02.10.2024

Warum Rapunzel die Supermärkte erobert

Gerade hat Rapunzel Naturkost den 50. Geburtstag gefeiert. Anlass genug, über die Bioläden hinaus neue Kundinnen und Kunden zu finden: im Supermarkt.

Tisch voller Produkte von Rapunzel
Tisch voller Produkte von Rapunzel

Rapunzel Produkte in den Regalen des Lebensmittel-Einzelhandels? „Noch vor zehn Jahren hätte ich mir das nicht vorstellen können, ehrlich nicht“, sagt Leonhard Wilhelm. Als sein Vater Joseph vor 50 Jahren einen Naturkostladen eröffnete, wurde er noch als „Müsli“ belächelt. Abnehmer für die vegetarischen Biolebensmittel von Rapunzel Naturkost waren jahrzehntelang ausschließlich andere Bioläden. Die verstanden sich als die Guten, Supermärkte galten als die Bösen. Wer wo einkauft, war ein ideologisches Statement. Das hat sich geändert. Bioprodukte gibt es auch bei Rewe und Lidl, Aldi und Edeka. Wer dort bei Biozitronen oder Biomilch zugreift, wird längst nicht mehr als „Müsli“ belächelt. Trotzdem fehlte der Haselnussaufstrich Samba von Rapunzel in den Regalen. Das ändert sich nun teilweise.

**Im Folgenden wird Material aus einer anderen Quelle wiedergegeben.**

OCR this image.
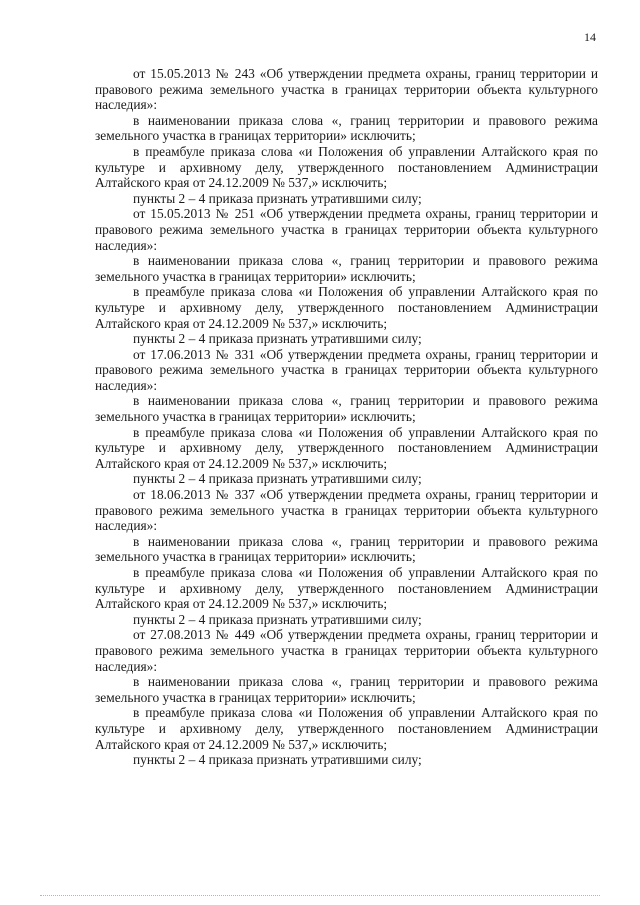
14

от 15.05.2013 № 243 «Об утверждении предмета охраны, границ территории и правового режима земельного участка в границах территории объекта культурного наследия»:

в наименовании приказа слова «, границ территории и правового режима земельного участка в границах территории» исключить;

в преамбуле приказа слова «и Положения об управлении Алтайского края по культуре и архивному делу, утвержденного постановлением Администрации Алтайского края от 24.12.2009 № 537,» исключить;

пункты 2 – 4 приказа признать утратившими силу;

от 15.05.2013 № 251 «Об утверждении предмета охраны, границ территории и правового режима земельного участка в границах территории объекта культурного наследия»:

в наименовании приказа слова «, границ территории и правового режима земельного участка в границах территории» исключить;

в преамбуле приказа слова «и Положения об управлении Алтайского края по культуре и архивному делу, утвержденного постановлением Администрации Алтайского края от 24.12.2009 № 537,» исключить;

пункты 2 – 4 приказа признать утратившими силу;

от 17.06.2013 № 331 «Об утверждении предмета охраны, границ территории и правового режима земельного участка в границах территории объекта культурного наследия»:

в наименовании приказа слова «, границ территории и правового режима земельного участка в границах территории» исключить;

в преамбуле приказа слова «и Положения об управлении Алтайского края по культуре и архивному делу, утвержденного постановлением Администрации Алтайского края от 24.12.2009 № 537,» исключить;

пункты 2 – 4 приказа признать утратившими силу;

от 18.06.2013 № 337 «Об утверждении предмета охраны, границ территории и правового режима земельного участка в границах территории объекта культурного наследия»:

в наименовании приказа слова «, границ территории и правового режима земельного участка в границах территории» исключить;

в преамбуле приказа слова «и Положения об управлении Алтайского края по культуре и архивному делу, утвержденного постановлением Администрации Алтайского края от 24.12.2009 № 537,» исключить;

пункты 2 – 4 приказа признать утратившими силу;

от 27.08.2013 № 449 «Об утверждении предмета охраны, границ территории и правового режима земельного участка в границах территории объекта культурного наследия»:

в наименовании приказа слова «, границ территории и правового режима земельного участка в границах территории» исключить;

в преамбуле приказа слова «и Положения об управлении Алтайского края по культуре и архивному делу, утвержденного постановлением Администрации Алтайского края от 24.12.2009 № 537,» исключить;

пункты 2 – 4 приказа признать утратившими силу;
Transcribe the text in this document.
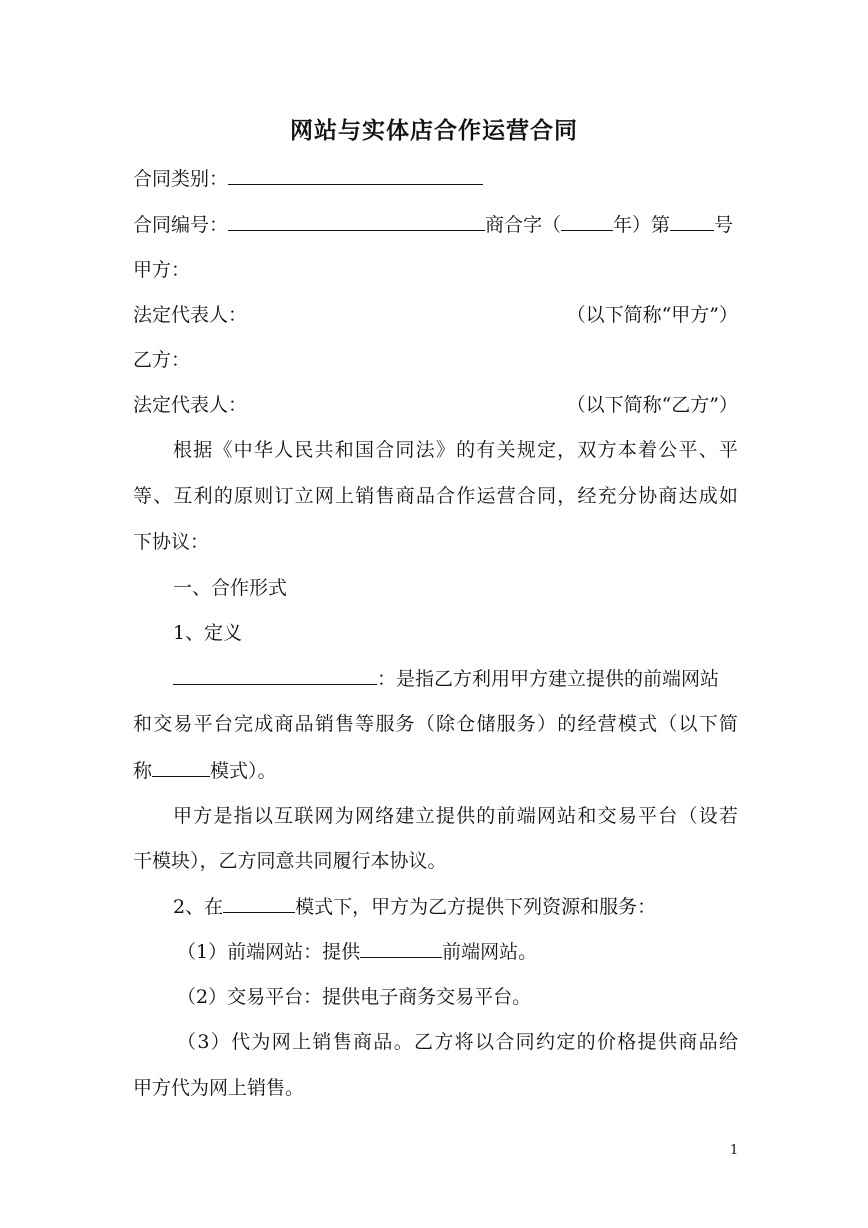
网站与实体店合作运营合同
合同类别：
合同编号：	商合字（	年）第 号
甲方：
法定代表人：	（以下简称“甲方”）
乙方：
法定代表人：	（以下简称“乙方”）
根 据 《 中 华 人 民 共 和 国 合 同 法 》 的 有 关 规 定 ， 双 方 本 着 公 平 、 平
等 、 互 利 的 原 则 订 立 网 上 销 售 商 品 合 作 运 营 合 同 ， 经 充 分 协 商 达 成 如
下协议：
一、合作形式
1、定义
：是指乙方利用甲方建立提供的前端网站
和 交 易 平 台 完 成 商 品 销 售 等 服 务 （ 除 仓 储 服 务 ） 的 经 营 模 式 （ 以 下 简
称	模式）。
甲 方 是 指 以 互 联 网 为 网 络 建 立 提 供 的 前 端 网 站 和 交 易 平 台 （ 设 若
干模块），乙方同意共同履行本协议。
2、在	模式下，甲方为乙方提供下列资源和服务：
（1）前端网站：提供	前端网站。
（2）交易平台：提供电子商务交易平台。
（ 3 ） 代 为 网 上 销 售 商 品 。 乙 方 将 以 合 同 约 定 的 价 格 提 供 商 品 给
甲方代为网上销售。
1
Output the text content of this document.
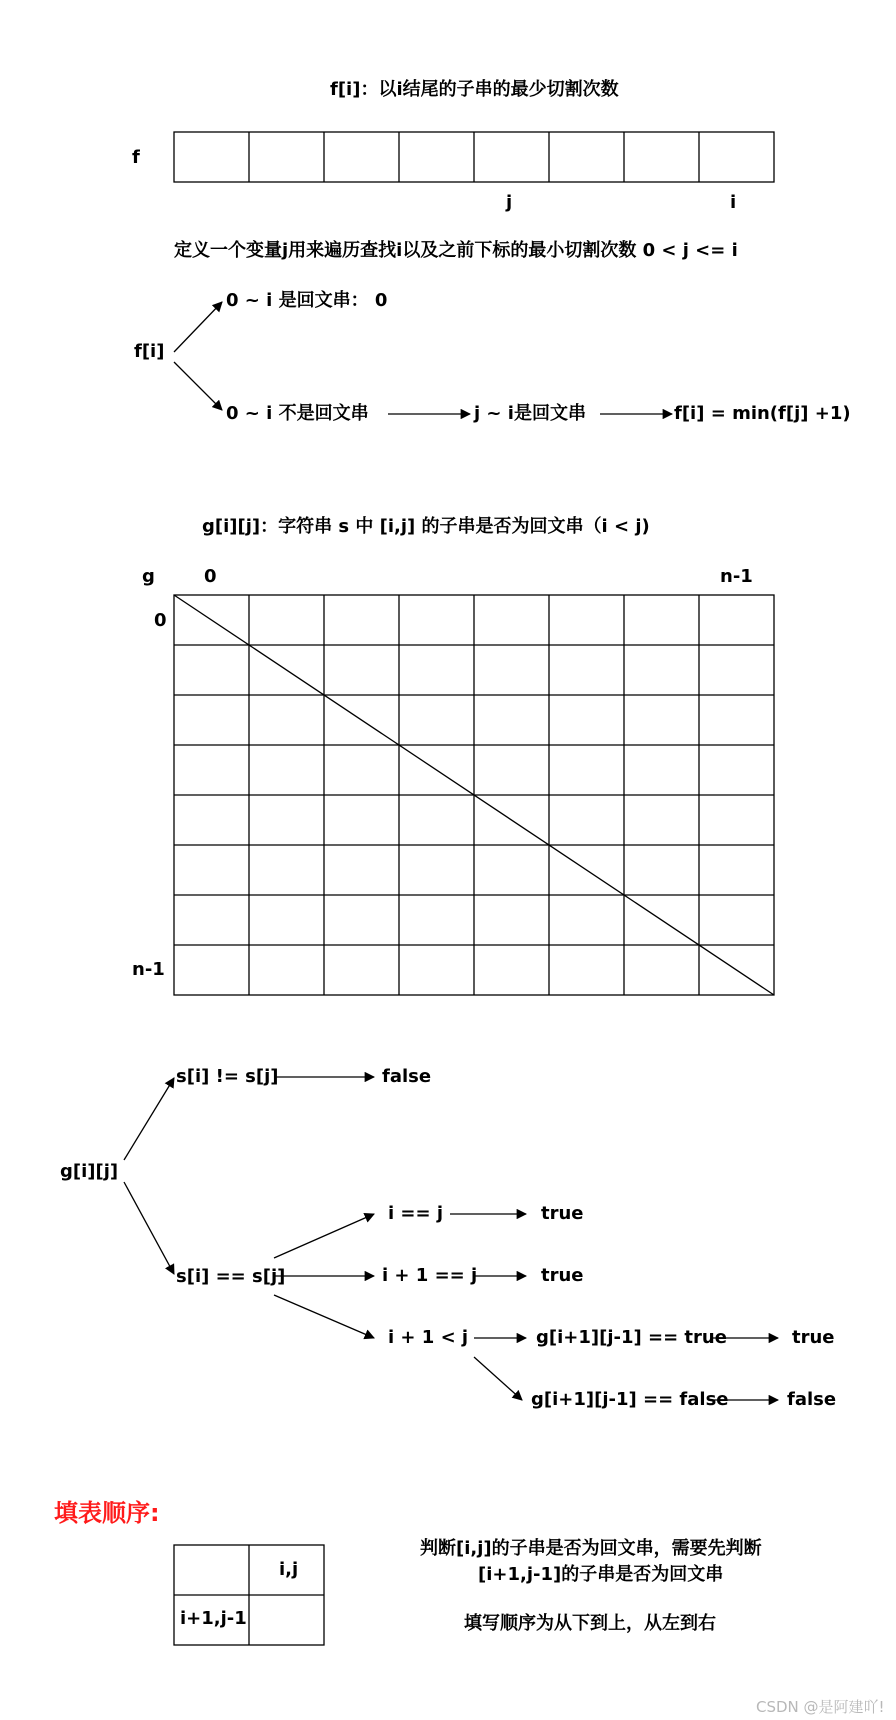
f[i]：以i结尾的子串的最少切割次数
f
j	i
定义一个变量j用来遍历查找i以及之前下标的最小切割次数 0 < j <= i
f[i]
0 ~ i 是回文串： 0
0 ~ i 不是回文串	j ~ i是回文串	f[i] = min(f[j] +1)
g[i][j]：字符串 s 中 [i,j] 的子串是否为回文串（i < j)
g	0	n-1
0
n-1
g[i][j]
s[i] != s[j]	false
s[i] == s[j]
i == j	true
i + 1 == j	true
i + 1 < j	g[i+1][j-1] == true	true
g[i+1][j-1] == false	false
填表顺序:
i,j
i+1,j-1
判断[i,j]的子串是否为回文串，需要先判断
[i+1,j-1]的子串是否为回文串
填写顺序为从下到上，从左到右
CSDN @是阿建吖!
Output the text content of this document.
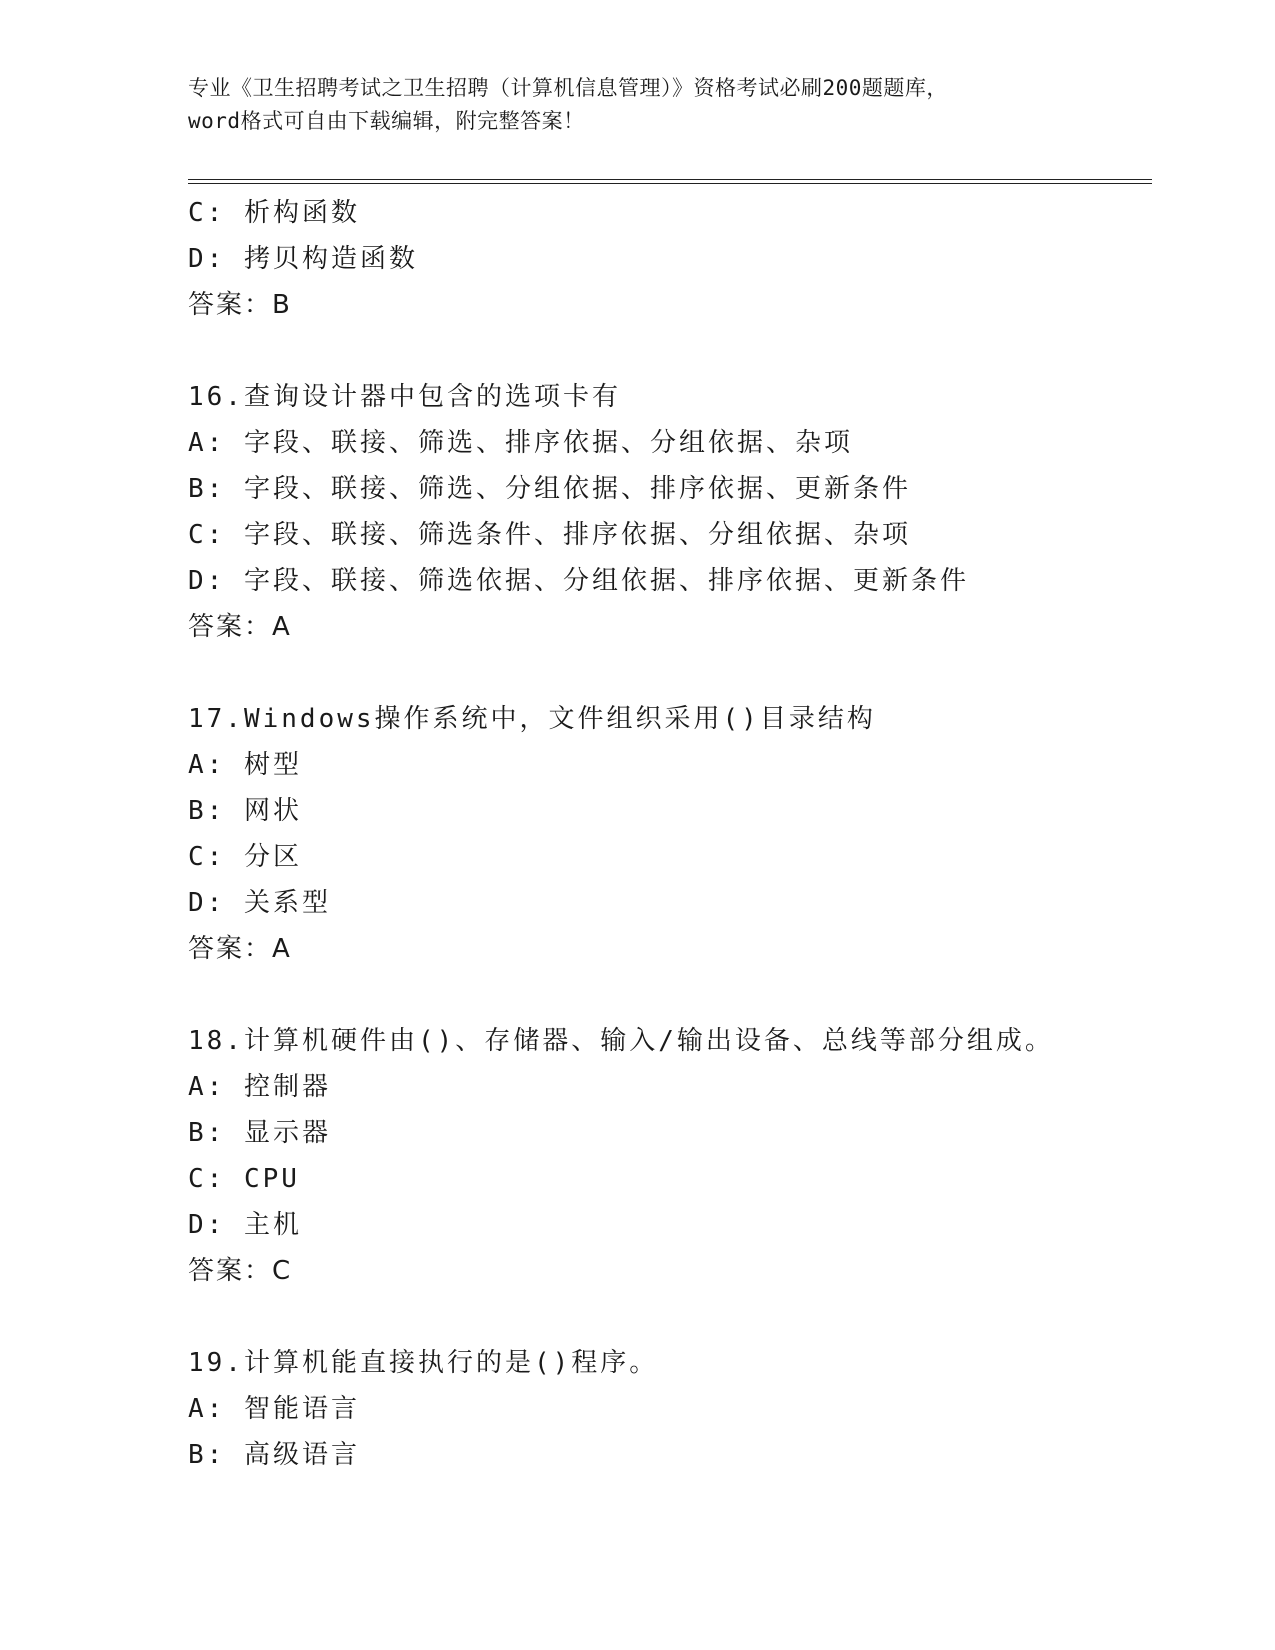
专业《卫生招聘考试之卫生招聘（计算机信息管理）》资格考试必刷200题题库，
word格式可自由下载编辑，附完整答案！
C: 析构函数
D: 拷贝构造函数
答案：B
16.查询设计器中包含的选项卡有
A: 字段、联接、筛选、排序依据、分组依据、杂项
B: 字段、联接、筛选、分组依据、排序依据、更新条件
C: 字段、联接、筛选条件、排序依据、分组依据、杂项
D: 字段、联接、筛选依据、分组依据、排序依据、更新条件
答案：A
17.Windows操作系统中，文件组织采用()目录结构
A: 树型
B: 网状
C: 分区
D: 关系型
答案：A
18.计算机硬件由()、存储器、输入/输出设备、总线等部分组成。
A: 控制器
B: 显示器
C: CPU
D: 主机
答案：C
19.计算机能直接执行的是()程序。
A: 智能语言
B: 高级语言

„Sich ins Haifischbecken ,Supermarkt‘ zu wagen, war für uns ein großer, durchaus mutiger Schritt“, sagt Leonhard Wilhelm, seit fünf Jahren Geschäftsführer von Rapunzel Naturkost. Ebenso lange denken sie in Legau im Allgäu darüber nach, ob sie dieses Abenteuer angehen sollen. „Die Begehrlichkeiten des Lebensmittel-Einzelhandels sind groß“, sagt Wilhelm. Die Ketten wollen authentische und erfolgreiche Marken – mehr als Produkte mit „Bio“ vorn drauf. „Und wir mit unserer 50-jährigen Geschichte, mit unserem selbstverständlichen Einsatz für fairen Handel und eine nachhaltige Welt sowie mit eigener Produktion vor Ort sind die authentischste Marke in diesem Bereich“, sagt Wilhelm.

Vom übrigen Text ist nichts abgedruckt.